In Memoriam: Louise Heublein McCagg
We hold this space in the memory and honor of Louise Heublein McCagg—artist, feminist, mother, and dear member of the A.I.R. community.
Louise led a long, enriching life driven by her deep love of life itself. Born in 1936 in Hartford, Connecticut, Louise’s interests in the arts led her to New York City to attend Barnard College, where she graduated from in 1959 with a B.A. in English Literature while studying printing and painting at the Art Students League in New York. It was at this time that she met and married her husband, William Ogden McCagg, Jr.
The McCaggs then relocated to East Lansing, Michigan, where Bill began his tenured position at Michigan State University as a professor of East European history and where Louise earned her M.F.A. in Sculpture in 1971 while raising their daughters. For the first decade or so after receiving her M.F.A., Louise built a geodesic dome to serve as her studio and was an active participant in the East Lansing arts community. Bill’s work at the university took the McCaggs across Eastern Europe, namely Budapest, over the course of several stints and sabbaticals. It was here that Louise also found community and developed lifelong friendships with Hungarian and Eastern European intellectuals and experimental artists, to the point that she helped some relocate to the United States. The importance of these friendships and collaborations endured throughout her life and culminated in Louise representing the Hungarian Pavilion at the 2009 Venice Biennale.
The McCaggs returned from Europe to New York City in the mid-1980s. It was at this time that Louise first came to A.I.R. Throughout her life, Louise supported several causes in the Civil Rights movement through her artistic works and progressive spirit. As she said herself, “As an artist of a generation that saw feminist art proliferate, my work is classical in method and contemporary in its political and social inquiry.” Not one to shy away from challenges, Louise confronted difficult materials and techniques with a consistent, dedicated exploration founded in her compassion. She blended her personal experiences and relationships with a controlled, rigid, figurative sculptural style. Throughout her life she created casts of faces of those close to her and transformed them into scalable works and books, developing a visual language that is intimate, corporeal, and points to not only the autobiographical but to the universal.
In the 1980s, she cast small-sized, aluminum sculptures that were used by Louise as a site of experimentation through which she could explore movements and positions of the body. During the 1990s, Louise developed a unique technique to cast sculptures on paper that gradually reduced the size of the original figure but maintained all its recognizable features. The particularity of her method resides in generating a figure that is both alien to us, and so rooted in humanity that it brings out the commonality between diverse cultures—the body.
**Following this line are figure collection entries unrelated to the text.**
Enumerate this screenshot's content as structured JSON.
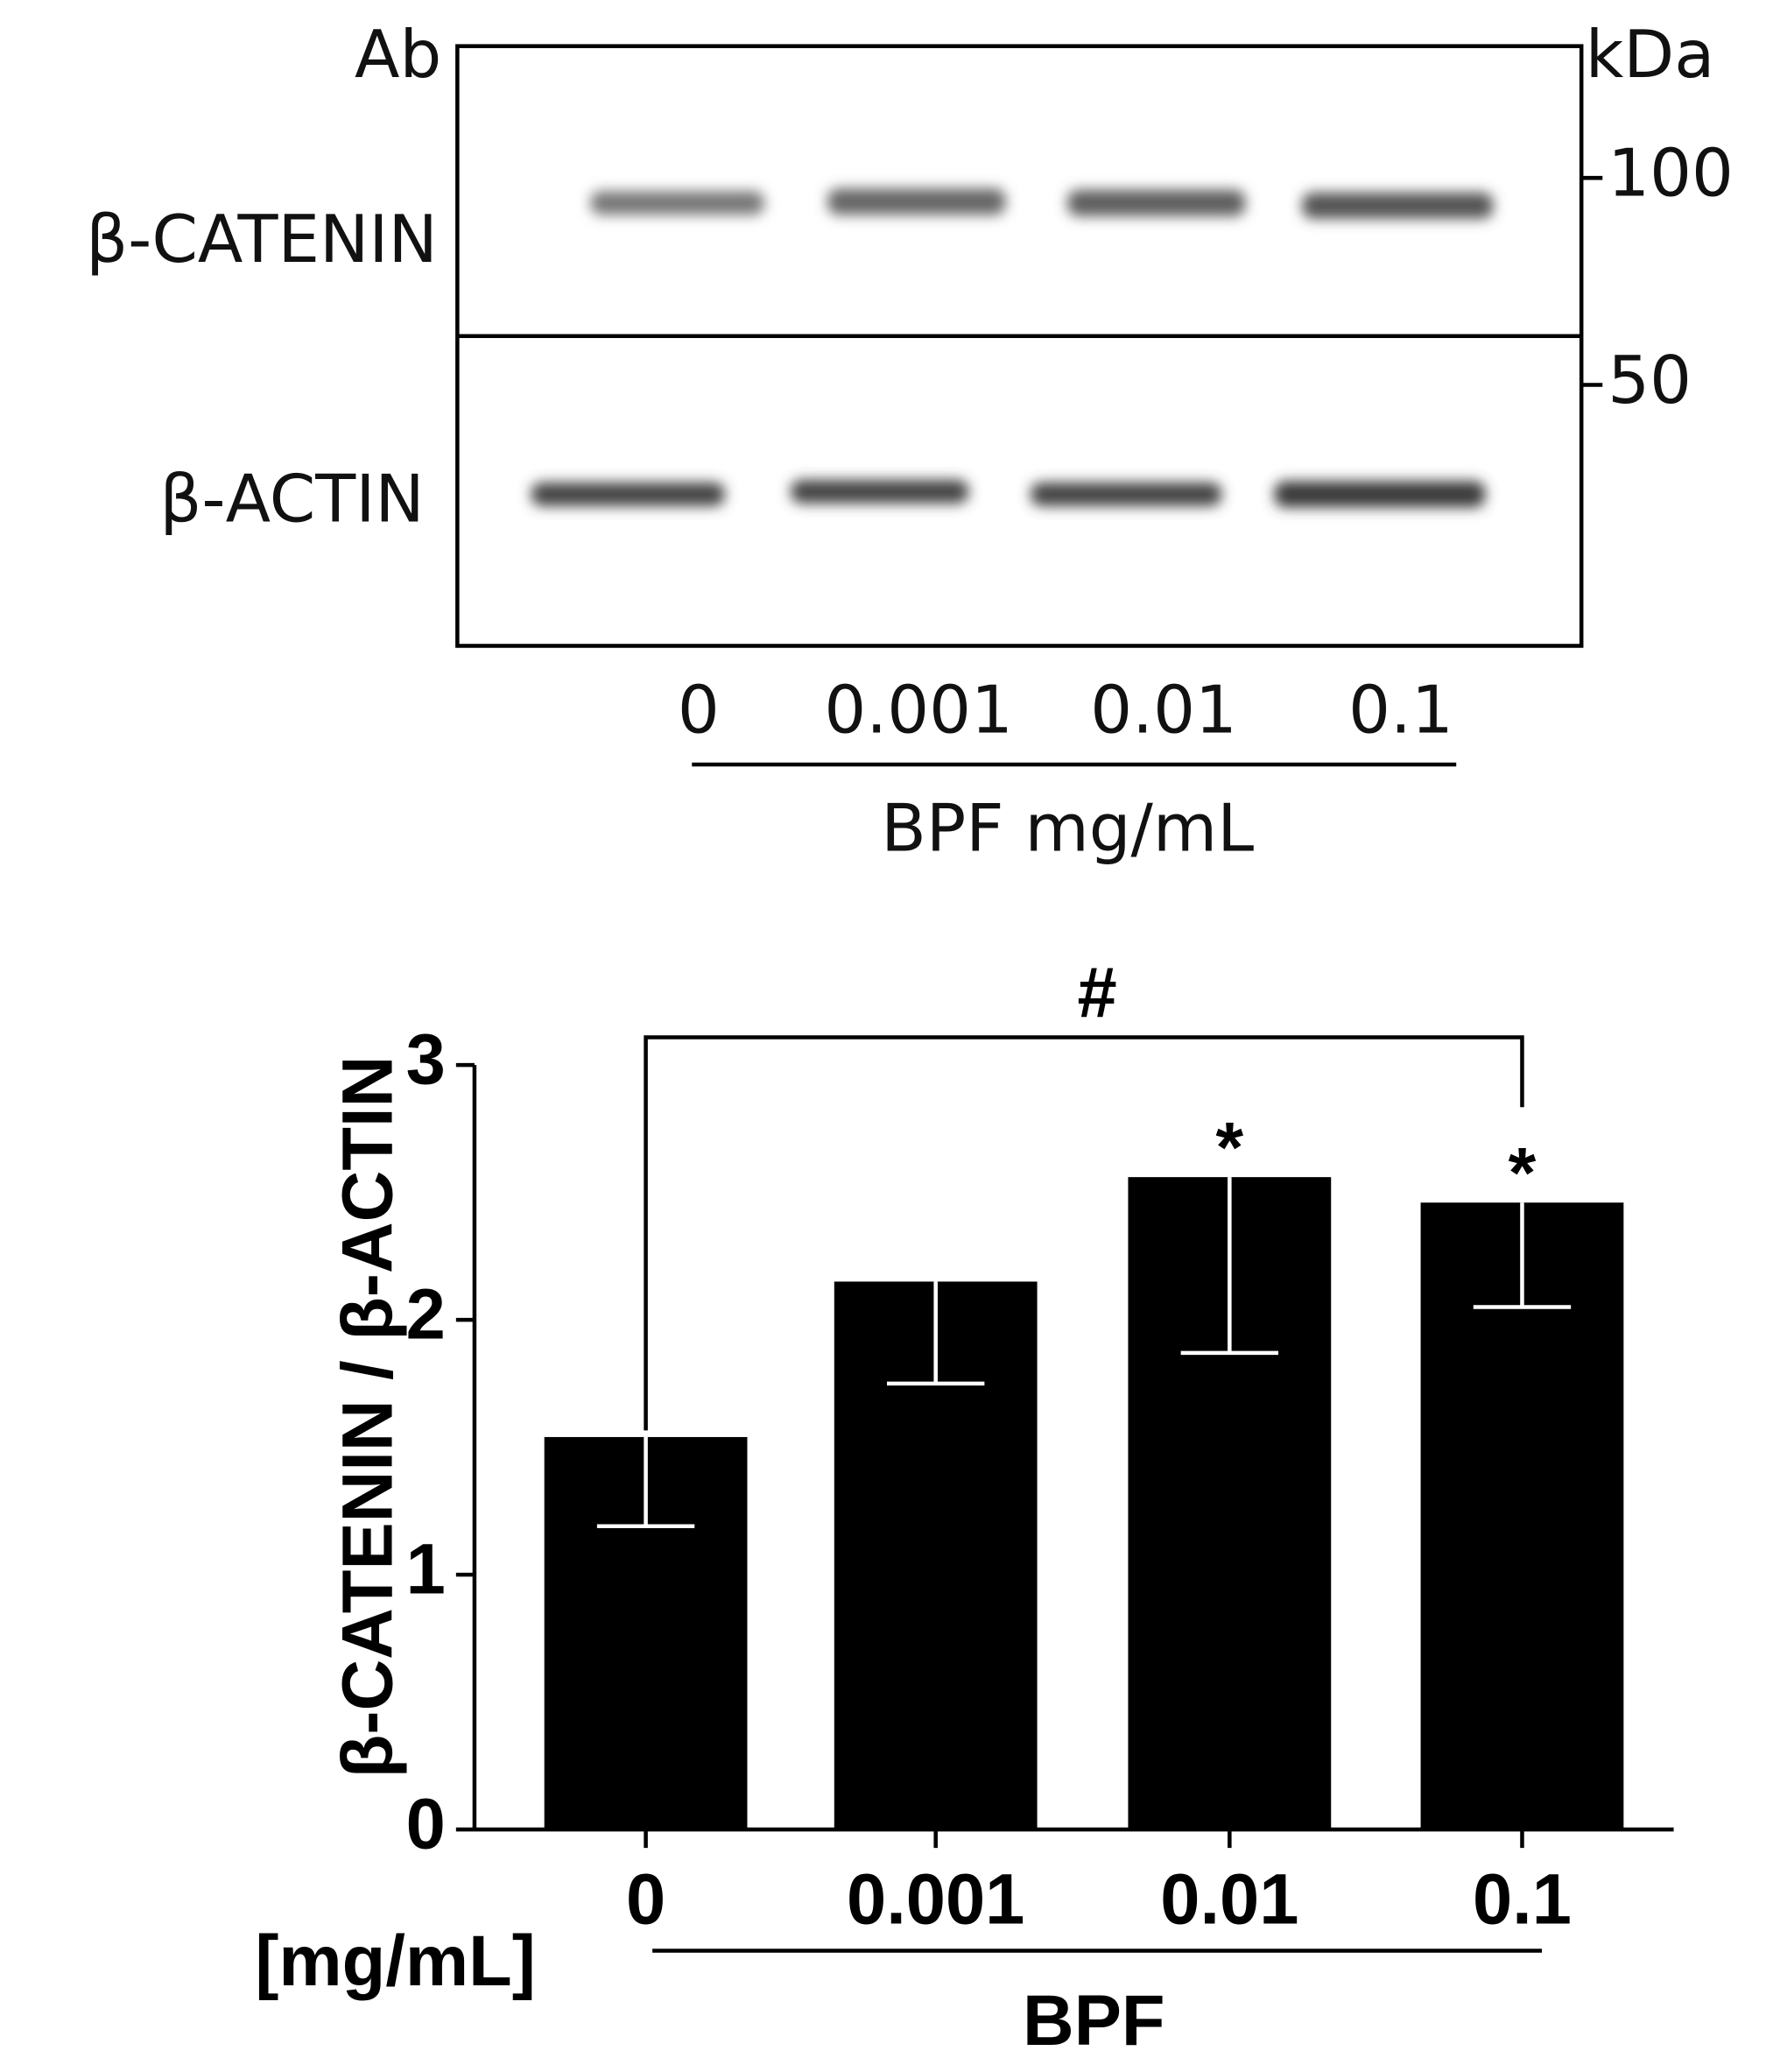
{
  "blot": {
    "antibody_header": "Ab",
    "marker_header": "kDa",
    "rows": [
      "β-CATENIN",
      "β-ACTIN"
    ],
    "markers": [
      "100",
      "50"
    ],
    "lanes": [
      "0",
      "0.001",
      "0.01",
      "0.1"
    ],
    "lane_axis_label": "BPF mg/mL"
  },
  "chart_data": {
    "type": "bar",
    "ylabel": "β-CATENIN / β-ACTIN",
    "unit_label": "[mg/mL]",
    "xlabel": "BPF",
    "categories": [
      "0",
      "0.001",
      "0.01",
      "0.1"
    ],
    "values": [
      1.54,
      2.15,
      2.56,
      2.46
    ],
    "errors": [
      0.35,
      0.4,
      0.69,
      0.41
    ],
    "color": "#000000",
    "error_color": "#ffffff",
    "ylim": [
      0,
      3
    ],
    "yticks": [
      0,
      1,
      2,
      3
    ],
    "annotations": [
      {
        "text": "#",
        "from": "0",
        "to": "0.1"
      },
      {
        "text": "*",
        "at": "0.01"
      },
      {
        "text": "*",
        "at": "0.1"
      }
    ]
  }
}
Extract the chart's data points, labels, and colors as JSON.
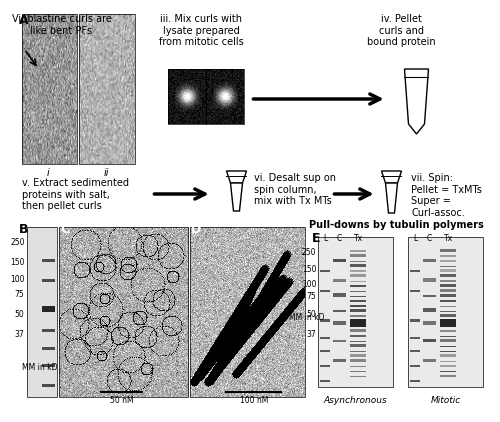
{
  "title_A": "A",
  "title_B": "B",
  "title_C": "C",
  "title_D": "D",
  "title_E": "E",
  "text_top_left": "Vinblastine curls are\nlike bent PFs",
  "text_iii": "iii. Mix curls with\nlysate prepared\nfrom mitotic cells",
  "text_iv": "iv. Pellet\ncurls and\nbound protein",
  "text_v": "v. Extract sedimented\nproteins with salt,\nthen pellet curls",
  "text_vi": "vi. Desalt sup on\nspin column,\nmix with Tx MTs",
  "text_vii": "vii. Spin:\nPellet = TxMTs\nSuper =\nCurl-assoc.",
  "label_i": "i",
  "label_ii": "ii",
  "pull_downs_title": "Pull-downs by tubulin polymers",
  "label_async": "Asynchronous",
  "label_mitotic": "Mitotic",
  "mm_label": "MM in kD",
  "scale_50nm": "50 nM",
  "scale_100nm": "100 nM",
  "mw_markers_B": [
    250,
    150,
    100,
    75,
    50,
    37
  ],
  "mw_markers_E": [
    250,
    150,
    100,
    75,
    50,
    37
  ],
  "bg_color": "#ffffff",
  "text_color": "#000000",
  "fig_width": 4.74,
  "fig_height": 4.03
}
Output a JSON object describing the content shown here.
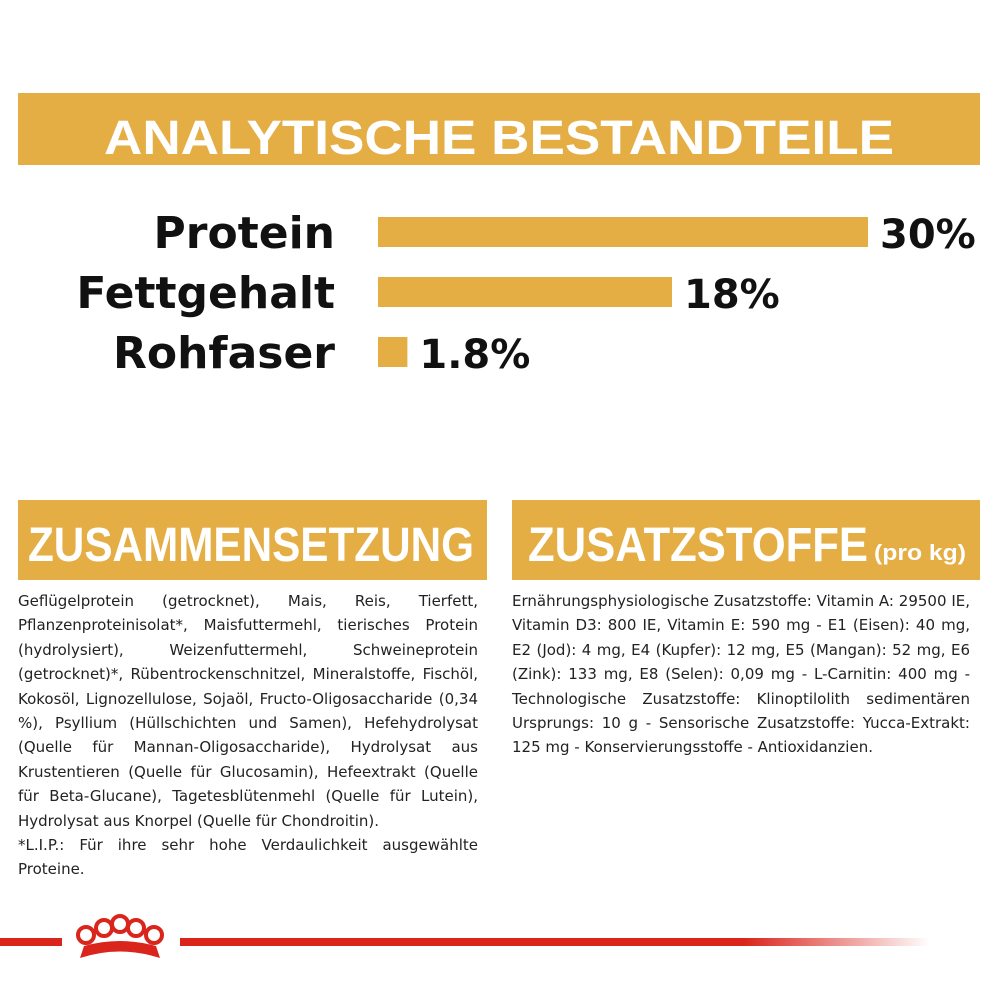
{
  "header": {
    "title": "ANALYTISCHE BESTANDTEILE"
  },
  "chart_data": {
    "type": "bar",
    "orientation": "horizontal",
    "categories": [
      "Protein",
      "Fettgehalt",
      "Rohfaser"
    ],
    "values": [
      30,
      18,
      1.8
    ],
    "value_labels": [
      "30%",
      "18%",
      "1.8%"
    ],
    "color": "#e5ae45",
    "xlim": [
      0,
      30
    ]
  },
  "sections": [
    {
      "title": "ZUSAMMENSETZUNG",
      "paragraphs": [
        "Geflügelprotein (getrocknet), Mais, Reis, Tierfett, Pflanzenproteinisolat*, Maisfuttermehl, tierisches Protein (hydrolysiert), Weizenfuttermehl, Schweineprotein (getrocknet)*, Rübentrockenschnitzel, Mineralstoffe, Fischöl, Kokosöl, Lignozellulose, Sojaöl, Fructo-Oligosaccharide (0,34 %), Psyllium (Hüllschichten und Samen), Hefehydrolysat (Quelle für Mannan-Oligosaccharide), Hydrolysat aus Krustentieren (Quelle für Glucosamin), Hefeextrakt (Quelle für Beta-Glucane), Tagetesblütenmehl (Quelle für Lutein), Hydrolysat aus Knorpel (Quelle für Chondroitin).",
        "*L.I.P.: Für ihre sehr hohe Verdaulichkeit ausgewählte Proteine."
      ]
    },
    {
      "title": "ZUSATZSTOFFE",
      "subtitle": "(pro kg)",
      "paragraphs": [
        "Ernährungsphysiologische Zusatzstoffe: Vitamin A: 29500 IE, Vitamin D3: 800 IE, Vitamin E: 590 mg - E1 (Eisen): 40 mg, E2 (Jod): 4 mg, E4 (Kupfer): 12 mg, E5 (Mangan): 52 mg, E6 (Zink): 133 mg, E8 (Selen): 0,09 mg - L-Carnitin: 400 mg - Technologische Zusatzstoffe: Klinoptilolith sedimentären Ursprungs: 10 g - Sensorische Zusatzstoffe: Yucca-Extrakt: 125 mg - Konservierungsstoffe - Antioxidanzien."
      ]
    }
  ]
}
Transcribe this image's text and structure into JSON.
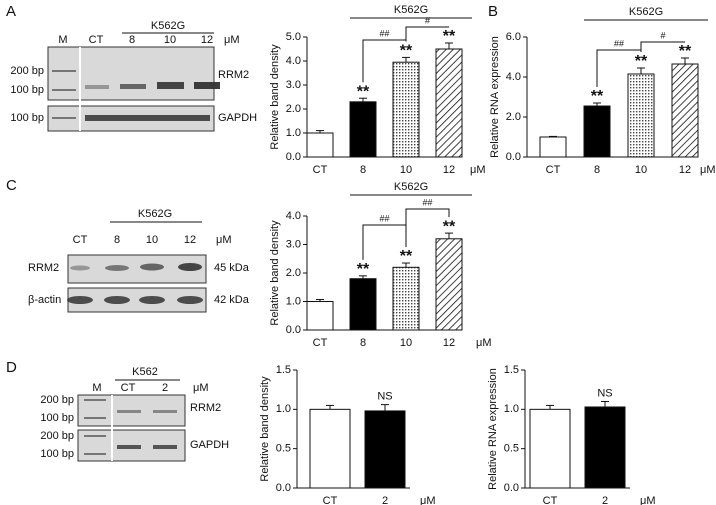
{
  "panels": [
    "A",
    "B",
    "C",
    "D"
  ],
  "gels": [
    {
      "lanes": [
        "M",
        "CT",
        "8",
        "10",
        "12"
      ],
      "group": "K562G",
      "unit": "μM",
      "markers": [
        "200 bp",
        "100 bp",
        "100 bp"
      ],
      "genes": [
        "RRM2",
        "GAPDH"
      ]
    },
    {
      "lanes": [
        "CT",
        "8",
        "10",
        "12"
      ],
      "group": "K562G",
      "unit": "μM",
      "genes": [
        "RRM2",
        "β-actin"
      ],
      "sizes": [
        "45 kDa",
        "42 kDa"
      ]
    },
    {
      "lanes": [
        "M",
        "CT",
        "2"
      ],
      "group": "K562",
      "unit": "μM",
      "markers": [
        "200 bp",
        "100 bp",
        "200 bp",
        "100 bp"
      ],
      "genes": [
        "RRM2",
        "GAPDH"
      ]
    }
  ],
  "chart_data": [
    {
      "type": "bar",
      "ylabel": "Relative band density",
      "unit": "μM",
      "categories": [
        "CT",
        "8",
        "10",
        "12"
      ],
      "values": [
        1.0,
        2.3,
        3.95,
        4.5
      ],
      "errors": [
        0.1,
        0.15,
        0.2,
        0.25
      ],
      "fills": [
        "white",
        "black",
        "dots",
        "hatch"
      ],
      "ylim": [
        0,
        5
      ],
      "yticks": [
        {
          "value": 0,
          "label": "0.0"
        },
        {
          "value": 1,
          "label": "1.0"
        },
        {
          "value": 2,
          "label": "2.0"
        },
        {
          "value": 3,
          "label": "3.0"
        },
        {
          "value": 4,
          "label": "4.0"
        },
        {
          "value": 5,
          "label": "5.0"
        }
      ],
      "group": {
        "text": "K562G",
        "from": 1,
        "to": 3
      },
      "marks": [
        {
          "text": "**",
          "bar": 1
        },
        {
          "text": "**",
          "bar": 2
        },
        {
          "text": "**",
          "bar": 3
        }
      ],
      "brackets": [
        {
          "text": "##",
          "from": 1,
          "to": 2
        },
        {
          "text": "#",
          "from": 2,
          "to": 3
        }
      ]
    },
    {
      "type": "bar",
      "ylabel": "Relative RNA expression",
      "unit": "μM",
      "categories": [
        "CT",
        "8",
        "10",
        "12"
      ],
      "values": [
        1.0,
        2.55,
        4.15,
        4.65
      ],
      "errors": [
        0.03,
        0.15,
        0.3,
        0.3
      ],
      "fills": [
        "white",
        "black",
        "dots",
        "hatch"
      ],
      "ylim": [
        0,
        6
      ],
      "yticks": [
        {
          "value": 0,
          "label": "0.0"
        },
        {
          "value": 2,
          "label": "2.0"
        },
        {
          "value": 4,
          "label": "4.0"
        },
        {
          "value": 6,
          "label": "6.0"
        }
      ],
      "group": {
        "text": "K562G",
        "from": 1,
        "to": 3
      },
      "marks": [
        {
          "text": "**",
          "bar": 1
        },
        {
          "text": "**",
          "bar": 2
        },
        {
          "text": "**",
          "bar": 3
        }
      ],
      "brackets": [
        {
          "text": "##",
          "from": 1,
          "to": 2
        },
        {
          "text": "#",
          "from": 2,
          "to": 3
        }
      ]
    },
    {
      "type": "bar",
      "ylabel": "Relative band density",
      "unit": "μM",
      "categories": [
        "CT",
        "8",
        "10",
        "12"
      ],
      "values": [
        1.0,
        1.8,
        2.2,
        3.2
      ],
      "errors": [
        0.07,
        0.1,
        0.15,
        0.2
      ],
      "fills": [
        "white",
        "black",
        "dots",
        "hatch"
      ],
      "ylim": [
        0,
        4
      ],
      "yticks": [
        {
          "value": 0,
          "label": "0.0"
        },
        {
          "value": 1,
          "label": "1.0"
        },
        {
          "value": 2,
          "label": "2.0"
        },
        {
          "value": 3,
          "label": "3.0"
        },
        {
          "value": 4,
          "label": "4.0"
        }
      ],
      "group": {
        "text": "K562G",
        "from": 1,
        "to": 3
      },
      "marks": [
        {
          "text": "**",
          "bar": 1
        },
        {
          "text": "**",
          "bar": 2
        },
        {
          "text": "**",
          "bar": 3
        }
      ],
      "brackets": [
        {
          "text": "##",
          "from": 1,
          "to": 2
        },
        {
          "text": "##",
          "from": 2,
          "to": 3
        }
      ]
    },
    {
      "type": "bar",
      "ylabel": "Relative band density",
      "unit": "μM",
      "categories": [
        "CT",
        "2"
      ],
      "values": [
        1.0,
        0.98
      ],
      "errors": [
        0.05,
        0.08
      ],
      "fills": [
        "white",
        "black"
      ],
      "ylim": [
        0,
        1.5
      ],
      "yticks": [
        {
          "value": 0,
          "label": "0.0"
        },
        0.5,
        {
          "value": 1,
          "label": "1.0"
        },
        1.5
      ],
      "marks": [
        {
          "text": "NS",
          "bar": 1
        }
      ]
    },
    {
      "type": "bar",
      "ylabel": "Relative RNA expression",
      "unit": "μM",
      "categories": [
        "CT",
        "2"
      ],
      "values": [
        1.0,
        1.03
      ],
      "errors": [
        0.05,
        0.07
      ],
      "fills": [
        "white",
        "black"
      ],
      "ylim": [
        0,
        1.5
      ],
      "yticks": [
        {
          "value": 0,
          "label": "0.0"
        },
        0.5,
        {
          "value": 1,
          "label": "1.0"
        },
        1.5
      ],
      "marks": [
        {
          "text": "NS",
          "bar": 1
        }
      ]
    }
  ]
}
In addition to sculpture, Louise developed several series of drawings. One was composed of studies drawn prior to the execution of sculptures—full of color and detail—in order to analyze future volumes. Louise also developed a more personal series of drawings from the later years of her life that express her feelings of disorientation and uncertainty, the consequence of Parkinson’s disease, and reinforce the sense of cultural disorientation that spans throughout her creations.
In her art book Altered States (2004), Louise includes the inscription, “Adversity introduces us to ourselves.” Despite her struggle with Parkinson’s, Louise continued to work in her studio almost every day. Her creative inertia, unwavering spirit, and refusal to stop working is a testament to her adoration of life, inspiring her life’s oeuvre and touching the lives of many.